On Wednesday 2010-08-11 17:19, Bryen M. Yunashko wrote:
=== As project, we will not focus on the following ===
(fill in if exists)
The lack of "what we won't do" is a fundamental problem with this proposal.
It is an assessment of what openSUSE used to do. Much of that happened behind closed doors just years ago so excuse me if I could not type up everything. For example, assume "not focusing on power users anymore" would be on the list. I would dismiss such a claim, because I, as a power user, feel having been satisfied over the years, as such, openSUSE can't possibly have not focused on power users. Sure there are areas openSUSE does not focus on, but I could not quantify them easily. And that's why it says (fill in) rather than (there's nothing here). And, as I probably mentioned elsewhere already, consider everything that is not explicitly listed as focus and strength to be implicitly listed under non-focus, but it seems, that, too, has been overread. Since I had originally come up with it, it obviously is a little biased, and some people already joined efforts to merge, streamline, unbias, whatever. If you haven't yet, it maybe time to do so. I suck at politics, and that's probably good so. There is this wiki page right now, and in a developer world you simply send a patch - or in this case, a fragment of an antiproposal for a single point - and we will see.
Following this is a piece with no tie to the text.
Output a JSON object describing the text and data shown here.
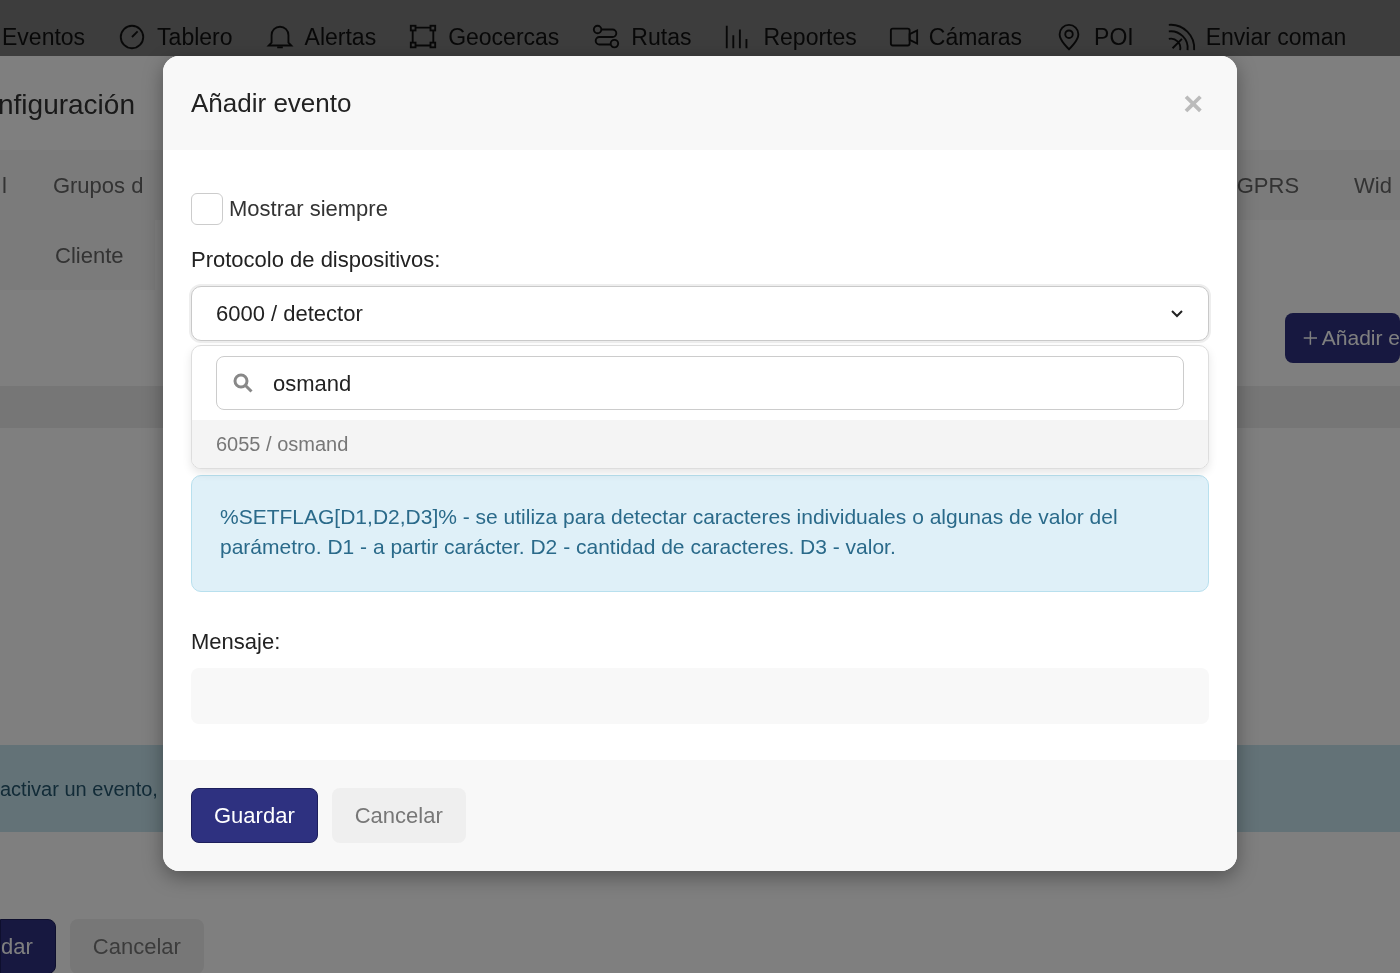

This Status Quo proposal has some merits and supports some personal beliefs I have about the Project's benefits. But, until it defines clearly what openSUSE is all about to the world, I cannot support this proposal in its currently written form.
If you go back to the first paragraph of the proposal (the Statement), its simply a claim that just about every other distro makes. If a new person to Linux is presented with three different distro CD's and has to pick one to install, what is our argument why openSUSE should be picked?
My simple stance[1] is my personal pasttime experience: "Because I run it, because I develop with it, and outlook for free support from me is dim for others. Because Ubuntu drives me nuts and shows that you might have not carefully enough considered all options." That alone was sufficient to turn my surrounding world to openSUSE. [1] http://news.opensuse.org/2009/04/23/people-of-opensuse-jan-engelhardt/
Or more importantly, if a new Linux user is approached by three different openSUSE advocates separately, would the message each person gives to the new user the same? Would it be different? Or would it be different but have some common thread embedded within that message?
I am sure two of the advocates would try to /influence/ this user with some persuasing techniques ("give it a try", "it's free"). My stance is clearly on Rule Of Acquisition #190 ("Hear all, trust nothing.") So I tell them what openSUSE has and where its strengths and weaknesses are. Then the user has to choose where he thinks he best fits in. Yes, it's an elitist view which seems to be completely disjunct from this proposal, but I am fine with going with this proposal (or the poweruser one) simply because it allows me to have my share of "expressional freedom" (lets me do what I want).
I think we all agree that there isn't a consistent message, and that sometimes when we talk to each other about what we think openSUSE means, we think... "What is that person talking about?? That's not what openSUSE is about."
Is it about green fields and backgrounds?
This proposal, in its current written form doesn't achieve that. But it could, if it was re-written somehow.